Die European Training Foundation (ETF) berichtet über die Zusammenarbeit der ägyptischen Regierung mit der Europäischen Union (EU), der ETF und weiteren nationalen und internationalen Partnern, um den ägyptischen Bürgerinnen und Bürgern durch Kompetenzentwicklung Chancen zu eröffnen.

Focus on Egypt

This week the ETF focus moves to Egypt, a country spanning two continents, in this case Africa and Asia. We plan to focus on how the Egyptian Government, the EU and the ETF, in cooperation with many national and international partners and stakeholders, are working together to create opportunity for Egypt's citizens through skills development. 

With over 100 million inhabitants, Egypt is the second largest of the ETF's partner countries by population. Egypt is classified by the World Bank as a lower middle-income country, with a gross national income (GNI) per capita of US$ 3,000 in 2020. Unlike other countries in the region, Egypt has enjoyed positive economic growth and rising per capita gross domestic product (GPD) in recent years, despite political and economic upheavals. As elsewhere, the COVID-19 pandemic had a negative impact, but the Egyptian economy continued to grow albeit at a lower rate. 

Egypt has a large manufacturing sector - including motor vehicles, consumer electronics, chemicals, steel and textiles – accounting for 16 percent of GDP and 14 percent of jobs. Agriculture remains important in Egypt, contributing 11 percent of GPD and 28 percent of all jobs. Services account for just over half of the country's GDP. These include tourism, which has been hard hit by the COVID-19 pandemic, and a burgeoning tech sector. 

An important resource for the country is its large diaspora community. According to official statistics, some 9.5 million Egyptians live outside the country and remittances from emigrants accounted for eight percent of GDP in 2020. 

Egypt has a large informal economy. Estimates vary, but it is claimed some 60 percent of jobs, and 30-40 percent of GDP are informal. Informality is associated with low pay, poor productivity, bad working conditions, poverty and insecurity.  

Egypt shares many of the human capital challenges of the southern and eastern Mediterranean region.

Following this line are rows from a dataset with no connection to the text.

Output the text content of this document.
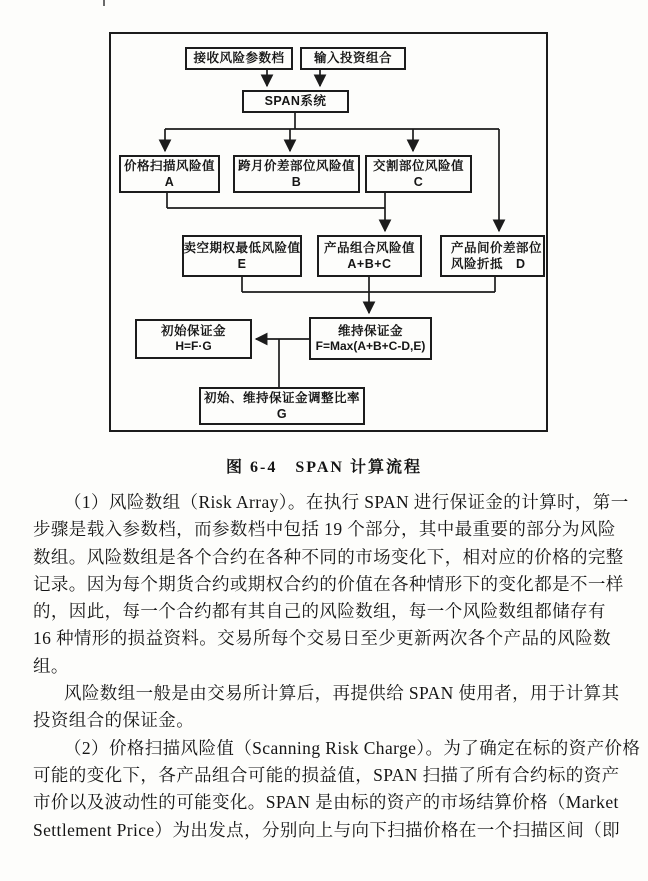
接收风险参数档 输入投资组合
SPAN系统
价格扫描风险值
A
跨月价差部位风险值
B
交割部位风险值
C
卖空期权最低风险值
E
产品组合风险值
A+B+C
产品间价差部位
风险折抵　D
初始保证金
H=F·G
维持保证金
F=Max(A+B+C-D,E)
初始、维持保证金调整比率
G
图 6-4　SPAN 计算流程
（1）风险数组（Risk Array）。在执行 SPAN 进行保证金的计算时，第一
步骤是载入参数档，而参数档中包括 19 个部分，其中最重要的部分为风险
数组。风险数组是各个合约在各种不同的市场变化下，相对应的价格的完整
记录。因为每个期货合约或期权合约的价值在各种情形下的变化都是不一样
的，因此，每一个合约都有其自己的风险数组，每一个风险数组都储存有
16 种情形的损益资料。交易所每个交易日至少更新两次各个产品的风险数
组。
风险数组一般是由交易所计算后，再提供给 SPAN 使用者，用于计算其
投资组合的保证金。
（2）价格扫描风险值（Scanning Risk Charge）。为了确定在标的资产价格
可能的变化下，各产品组合可能的损益值，SPAN 扫描了所有合约标的资产
市价以及波动性的可能变化。SPAN 是由标的资产的市场结算价格（Market
Settlement Price）为出发点，分别向上与向下扫描价格在一个扫描区间（即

The economy struggles to generate enough jobs for a young and growing population, especially decent work in a context of high informality. There is a significant loss of human capital potential owing to the high level of inactivity and unemployment, particularly among young people and women, to skills mismatches and emigration, especially of the young and highly educated. 

Egypt's development strategy is enshrined it the country's Vision 2030, adopted in 2016, in which education, training, employment and inclusion feature prominently. In 2018, the Egyptian Government launched an ambitious programme of reforms of technical education. Technical Education 2.0 aims to improve the quality and relevance of technical education by implementing competency-based curricula, boosting teacher training, enhancing employer engagement and expanding work-based learning. One of the main outcomes of this strategy is the Applied Technology Schools, established under partnerships with employers, delivering internationally recognised qualifications. 

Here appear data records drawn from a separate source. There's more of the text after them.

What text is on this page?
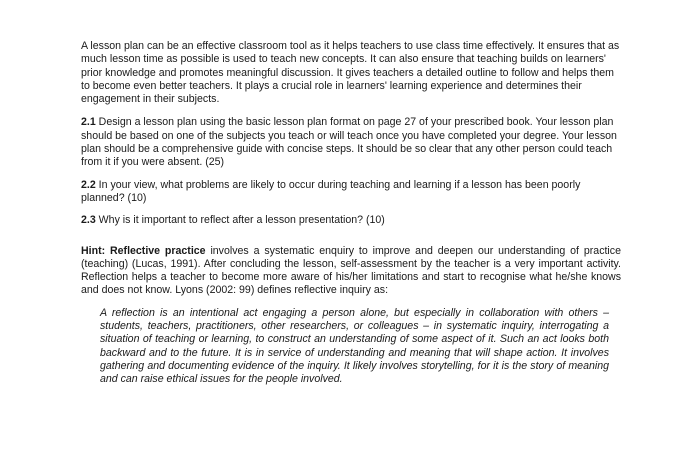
A lesson plan can be an effective classroom tool as it helps teachers to use class time effectively. It ensures that as much lesson time as possible is used to teach new concepts. It can also ensure that teaching builds on learners' prior knowledge and promotes meaningful discussion. It gives teachers a detailed outline to follow and helps them to become even better teachers. It plays a crucial role in learners' learning experience and determines their engagement in their subjects.

2.1 Design a lesson plan using the basic lesson plan format on page 27 of your prescribed book. Your lesson plan should be based on one of the subjects you teach or will teach once you have completed your degree. Your lesson plan should be a comprehensive guide with concise steps. It should be so clear that any other person could teach from it if you were absent. (25)

2.2 In your view, what problems are likely to occur during teaching and learning if a lesson has been poorly planned? (10)

2.3 Why is it important to reflect after a lesson presentation? (10)

Hint: Reflective practice involves a systematic enquiry to improve and deepen our understanding of practice (teaching) (Lucas, 1991). After concluding the lesson, self-assessment by the teacher is a very important activity. Reflection helps a teacher to become more aware of his/her limitations and start to recognise what he/she knows and does not know. Lyons (2002: 99) defines reflective inquiry as:

A reflection is an intentional act engaging a person alone, but especially in collaboration with others – students, teachers, practitioners, other researchers, or colleagues – in systematic inquiry, interrogating a situation of teaching or learning, to construct an understanding of some aspect of it. Such an act looks both backward and to the future. It is in service of understanding and meaning that will shape action. It involves gathering and documenting evidence of the inquiry. It likely involves storytelling, for it is the story of meaning and can raise ethical issues for the people involved.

The European Union is supporting the implementation of this strategy through the Technical and Vocational Education and Training (TVET) Egypt programme, large-scale initiative, co-financed by the EU and the Egyptian Government. This is the lastest iteration of a series of EU programmes supporting the development of the sector over the years.

The ETF has been supporting the Egyptian Government and the EU Delegation in developing and implementing their actions in this sector through policy analysis and advice.

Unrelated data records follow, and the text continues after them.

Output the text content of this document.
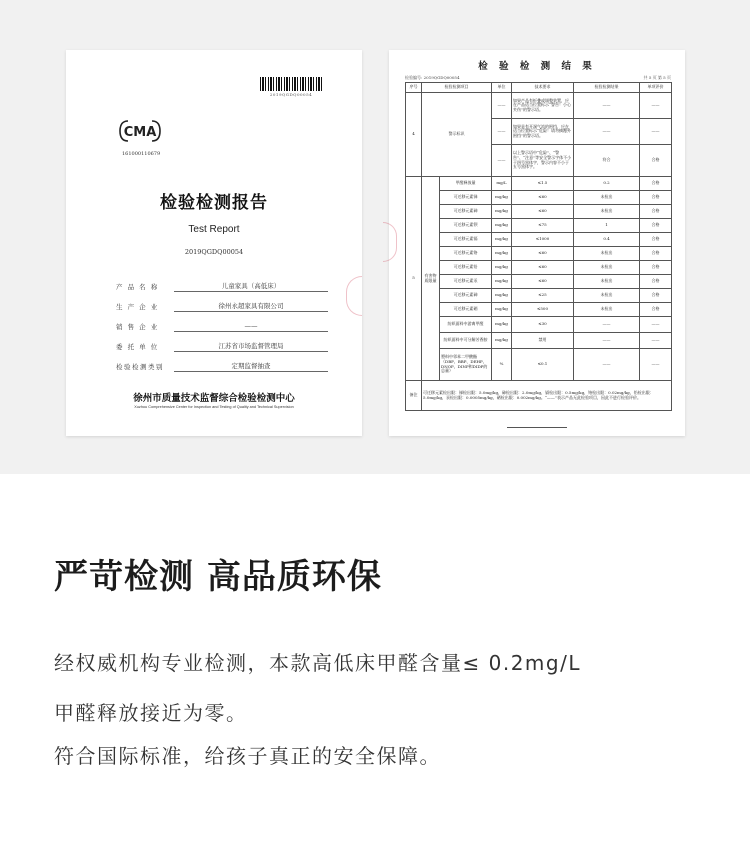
2019QGDQ00054
CMA
161000110679
检验检测报告
Test Report
2019QGDQ00054
产 品 名 称	儿童家具（高低床）
生 产 企 业	徐州永超家具有限公司
销 售 企 业	——
委 托 单 位	江苏省市场监督管理局
检验检测类别	定期监督抽查
徐州市质量技术监督综合检验检测中心
Xuzhou Comprehensive Center for Inspection and Testing of Quality and Technical Supervision
检 验 检 测 结 果
检验编号: 2019QGDQ00054	共 5 页 第 5 页
序号	检验检测项目		单位	技术要求	检验检测结果	单项评价
4	警示标识		——	如果产品有折叠或调整装置，应在产品适当位置标示“警告！小心夹伤”的警示语。	——	——
			——	如果是有开洞气流的围挡，应在适当位置标示“危险！请勿摘覆外围挡”的警示语。	——	——
			——	以上警示语中“危险”、“警告”、“注意”等安全警示字体不小于四号黑体字，警示内容不小于五号黑体字。	符合	合格
5	有害物质限量	甲醛释放量	mg/L	≤1.5	0.2	合格
		可迁移元素锑	mg/kg	≤60	未检出	合格
		可迁移元素砷	mg/kg	≤60	未检出	合格
		可迁移元素钡	mg/kg	≤75	1	合格
		可迁移元素镉	mg/kg	≤1000	0.4	合格
		可迁移元素铬	mg/kg	≤60	未检出	合格
		可迁移元素铅	mg/kg	≤60	未检出	合格
		可迁移元素汞	mg/kg	≤60	未检出	合格
		可迁移元素砷	mg/kg	≤25	未检出	合格
		可迁移元素硒	mg/kg	≤500	未检出	合格
		纺织面料中游离甲醛	mg/kg	≤30	——	——
		纺织面料中可分解芳香胺	mg/kg	禁用	——	——
		塑料中邻苯二甲酸酯（DBP、BBP、DEHP、DNOP、DINP和DIDP的总量）	%	≤0.1	——	——
备注	可迁移元素检出限：锑检出限：5.0mg/kg，砷检出限：2.0mg/kg，镉检出限：0.5mg/kg，铬检出限：0.02mg/kg，铅检出限：5.0mg/kg，汞检出限：0.0005mg/kg，硒检出限：0.002mg/kg。“——”表示产品无此检验项目，因此不进行检验评价。					
严苛检测 高品质环保
经权威机构专业检测，本款高低床甲醛含量≤ 0.2mg/L
甲醛释放接近为零。
符合国际标准，给孩子真正的安全保障。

"The main challenges are very much reflected in the TVET programme" says Pasqualino Mare, ETF Human Capital Development Expert, who coordinates the ETF's activities in Egypt. "There's the quality the whole system, in terms of provision and certification. There is a problem of Governance. Governance means working together, and that's a big challenge in Egypt because of the size of the country and the complexity of the system. And there is the classic challenge of involving the private sector."

"At the ETF, we have an overview of the whole system" says Mare. "And this is very valuable. We don't look at Egypt from one angle. Our overview enables us to give good advice on how to deploy resources in terms of actions and objectives."

The ETF has worked with Egyptian stakeholders on quality assurance in Vocational Education and Training (VET). The ETF also supports the broader policy dialogue with input to bilateral subcommittee meetings, monitoring of European Neighbourhood Policy action plans and annual country updates. The ETF reports on wider human capital developments within the Torino Process, the fifth round of which was launched in Egypt in April 2019.